Jusqu’à présent, ce  flou privait l’opérateur de la possibilité de proposer de réduire son projet ou d’en modifier l’implantation. En outre, en cas de recours déposé contre le refus de permis de construire, le juge administratif n’était pas à même d’apprécier la motivation de la décision préfectorale.

Tout au contraire, faisant droit à l’argumentation développée par le cabinet, la Cour administrative d’appel de Nancy vient de juger qu’une éolienne constitue « un élément de construction fonctionnel autonome et par conséquent divisible du reste du projet présenté dans le cadre de la demande de permis de construire »

De sorte que « la fin de non recevoir opposée par le ministre tirée de l’indivisibilité du refus de permis de construire litigieux doit être écartée »  (CAA Nancy, SNC MSE Le Haut des Epinettes, 12 juin 2014, req. n° 13NC01422).

Cet arrêt mérite d’être salué car, à notre connaissance, c’est le premier qui reconnaît clairement la divisibilité des demandes de permis de construire un parc éolien.

2. La portée pratique de l’arrêt de la Cour administrative d’appel de Nancy du 12 juin 2014 pour les opérateurs éoliens

La portée de l’arrêt rendu par la Cour administrative d’appel de Nancy arrêt le 12 juin 2014 semble très pratique.

En effet, les opérateurs se croyaient jusqu’à présent bien souvent démunis en cas de refus global de permis de construire opposé par le Préfet avec une motivation succincte ou même insuffisante.

Or, en reconnaissant la divisibilité des demandes de permis de construire les parcs éoliens, le juge administratif implique que l’administration procède à une analyse au cas par cas. Il est donc désormais permis de revendiquer une instruction individualisée, comme pour toute autre demande administrative.

Concrètement, en cas d’extension de parc éolien existant, une autorisation partielle, même réduite à une ou deux éoliennes, pourra constituer un avantage indéniable. Il est donc important que le juge administratif enjoigne aux Préfets de motiver individuellement leurs décisions.

Autre avantage, l’annulation d’un refus de permis de construire par le juge administratif accompagnée d’une injonction de réexamen de la demande permet à l’opérateur de bénéficier d’une nouvelle décision dans un délai déterminé (2 à 3 mois) et offre la garantie d’une stabilité du droit applicable.

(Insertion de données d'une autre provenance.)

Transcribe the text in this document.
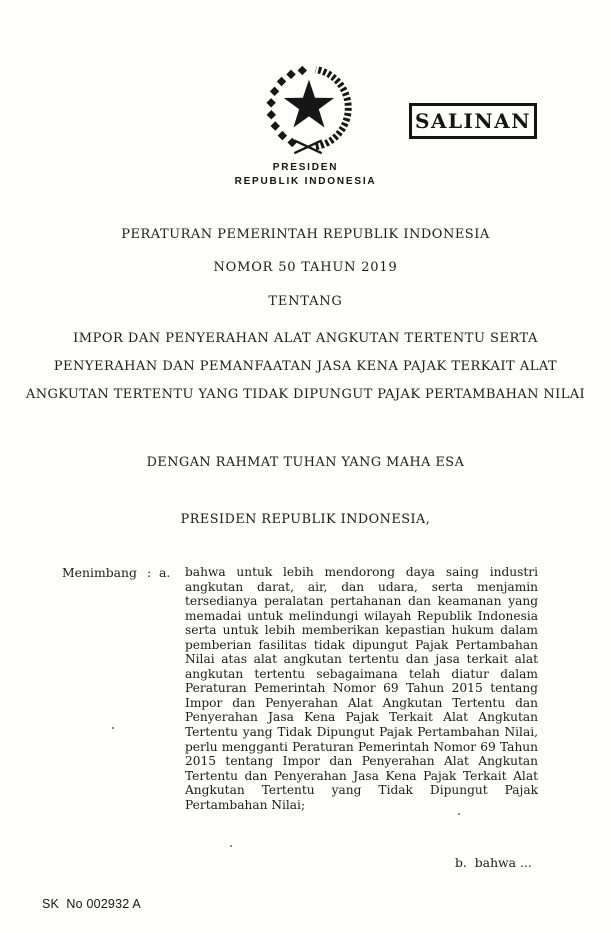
SALINAN
PRESIDEN
REPUBLIK INDONESIA
PERATURAN PEMERINTAH REPUBLIK INDONESIA
NOMOR 50 TAHUN 2019
TENTANG
IMPOR DAN PENYERAHAN ALAT ANGKUTAN TERTENTU SERTA
PENYERAHAN DAN PEMANFAATAN JASA KENA PAJAK TERKAIT ALAT
ANGKUTAN TERTENTU YANG TIDAK DIPUNGUT PAJAK PERTAMBAHAN NILAI
DENGAN RAHMAT TUHAN YANG MAHA ESA
PRESIDEN REPUBLIK INDONESIA,
Menimbang : a. bahwa untuk lebih mendorong daya saing industri
angkutan darat, air, dan udara, serta menjamin
tersedianya peralatan pertahanan dan keamanan yang
memadai untuk melindungi wilayah Republik Indonesia
serta untuk lebih memberikan kepastian hukum dalam
pemberian fasilitas tidak dipungut Pajak Pertambahan
Nilai atas alat angkutan tertentu dan jasa terkait alat
angkutan tertentu sebagaimana telah diatur dalam
Peraturan Pemerintah Nomor 69 Tahun 2015 tentang
Impor dan Penyerahan Alat Angkutan Tertentu dan
Penyerahan Jasa Kena Pajak Terkait Alat Angkutan
Tertentu yang Tidak Dipungut Pajak Pertambahan Nilai,
perlu mengganti Peraturan Pemerintah Nomor 69 Tahun
2015 tentang Impor dan Penyerahan Alat Angkutan
Tertentu dan Penyerahan Jasa Kena Pajak Terkait Alat
Angkutan Tertentu yang Tidak Dipungut Pajak
Pertambahan Nilai;
b.  bahwa ...
SK  No 002932 A
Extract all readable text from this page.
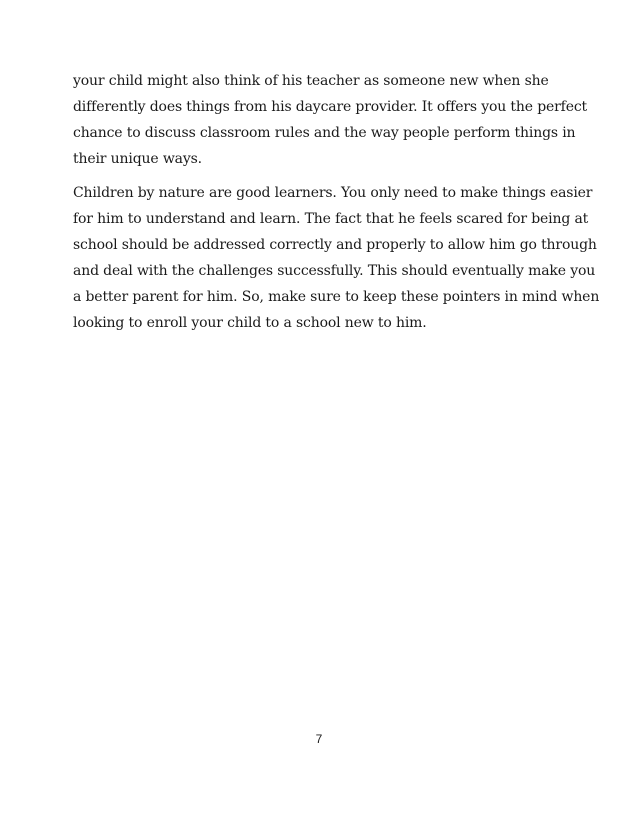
your child might also think of his teacher as someone new when she
differently does things from his daycare provider. It offers you the perfect
chance to discuss classroom rules and the way people perform things in
their unique ways.
Children by nature are good learners. You only need to make things easier
for him to understand and learn. The fact that he feels scared for being at
school should be addressed correctly and properly to allow him go through
and deal with the challenges successfully. This should eventually make you
a better parent for him. So, make sure to keep these pointers in mind when
looking to enroll your child to a school new to him.
7
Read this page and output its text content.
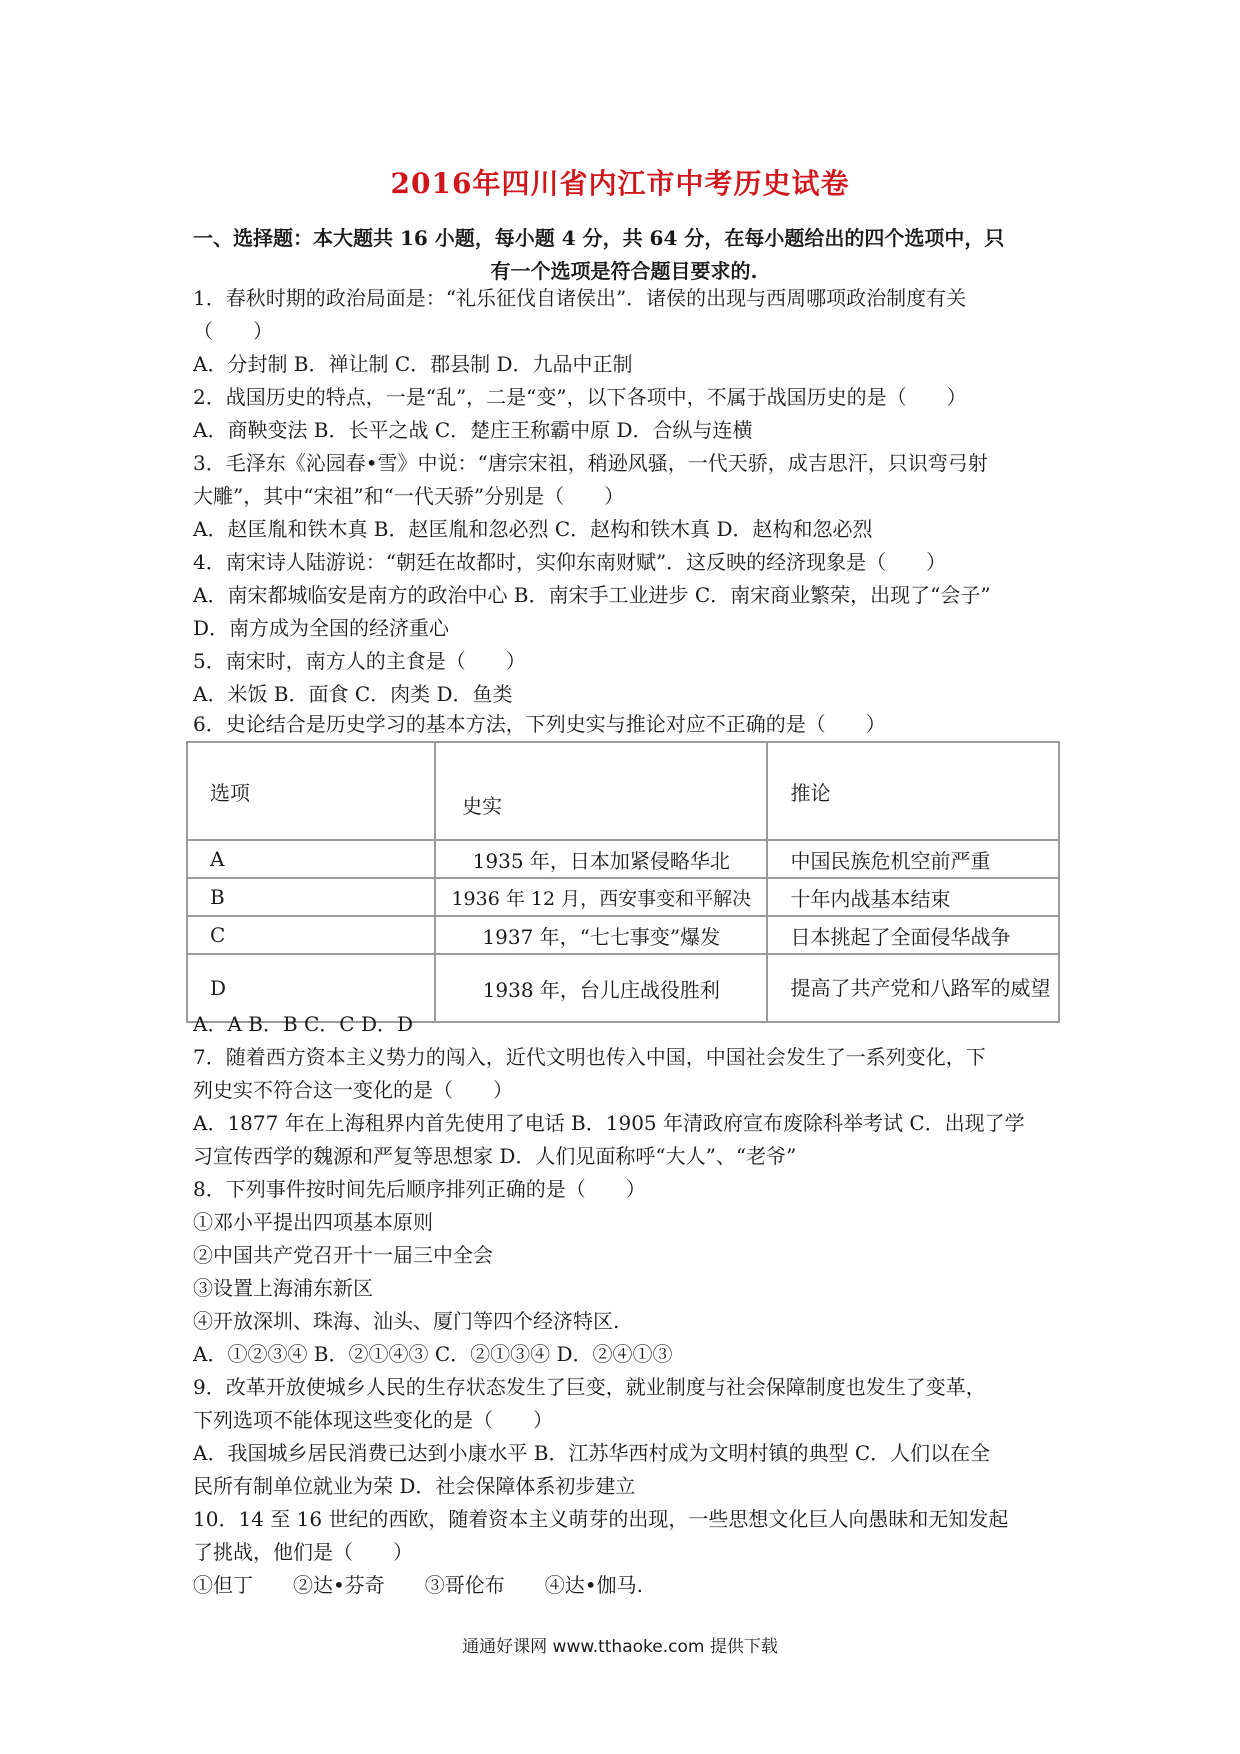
2016年四川省内江市中考历史试卷
一、选择题：本大题共 16 小题，每小题 4 分，共 64 分，在每小题给出的四个选项中，只
有一个选项是符合题目要求的.
1．春秋时期的政治局面是：“礼乐征伐自诸侯出”．诸侯的出现与西周哪项政治制度有关
（　　）
A．分封制 B．禅让制 C．郡县制 D．九品中正制
2．战国历史的特点，一是“乱”，二是“变”，以下各项中，不属于战国历史的是（　　）
A．商鞅变法 B．长平之战 C．楚庄王称霸中原 D．合纵与连横
3．毛泽东《沁园春•雪》中说：“唐宗宋祖，稍逊风骚，一代天骄，成吉思汗，只识弯弓射
大雕”，其中“宋祖”和“一代天骄”分别是（　　）
A．赵匡胤和铁木真 B．赵匡胤和忽必烈 C．赵构和铁木真 D．赵构和忽必烈
4．南宋诗人陆游说：“朝廷在故都时，实仰东南财赋”．这反映的经济现象是（　　）
A．南宋都城临安是南方的政治中心 B．南宋手工业进步 C．南宋商业繁荣，出现了“会子”
D．南方成为全国的经济重心
5．南宋时，南方人的主食是（　　）
A．米饭 B．面食 C．肉类 D．鱼类
6．史论结合是历史学习的基本方法，下列史实与推论对应不正确的是（　　）
选项	史实	推论
A	1935 年，日本加紧侵略华北	中国民族危机空前严重
B	1936 年 12 月，西安事变和平解决	十年内战基本结束
C	1937 年，“七七事变”爆发	日本挑起了全面侵华战争
D	1938 年，台儿庄战役胜利	提高了共产党和八路军的威望
A．A B．B C．C D．D
7．随着西方资本主义势力的闯入，近代文明也传入中国，中国社会发生了一系列变化，下
列史实不符合这一变化的是（　　）
A．1877 年在上海租界内首先使用了电话 B．1905 年清政府宣布废除科举考试 C．出现了学
习宣传西学的魏源和严复等思想家 D．人们见面称呼“大人”、“老爷”
8．下列事件按时间先后顺序排列正确的是（　　）
①邓小平提出四项基本原则
②中国共产党召开十一届三中全会
③设置上海浦东新区
④开放深圳、珠海、汕头、厦门等四个经济特区.
A．①②③④ B．②①④③ C．②①③④ D．②④①③
9．改革开放使城乡人民的生存状态发生了巨变，就业制度与社会保障制度也发生了变革，
下列选项不能体现这些变化的是（　　）
A．我国城乡居民消费已达到小康水平 B．江苏华西村成为文明村镇的典型 C．人们以在全
民所有制单位就业为荣 D．社会保障体系初步建立
10．14 至 16 世纪的西欧，随着资本主义萌芽的出现，一些思想文化巨人向愚昧和无知发起
了挑战，他们是（　　）
①但丁　　②达•芬奇　　③哥伦布　　④达•伽马.
通通好课网 www.tthaoke.com 提供下载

3. Tout n’est pas divisible dans un parc éolien

L’arrêt de Nancy a été indirectement confirmé, quelques semaines après, par un arrêt du Conseil d’Etat du 9 juillet 2014 jugeant, à propos de la divisibilité d’une éolienne et d’un mât de mesure, que «  les éoliennes et le mât de mesure du vent, qui ont une vocation fonctionnelle autonome et n’ont pas fait l’objet d’une conception commune, ne constituent pas un ensemble immobilier unique » (CE, 9 juillet 2014, req. n° 366898).

Notons à ce titre le critère de la conception « commune » de l’ouvrage, qui méritera sans doute d’être explicité. En effet, il me semble que c’est d’avantage par obligation légale que les parcs éoliens font l’objet d’une conception commune, avec notamment une étude d’impact globale unique.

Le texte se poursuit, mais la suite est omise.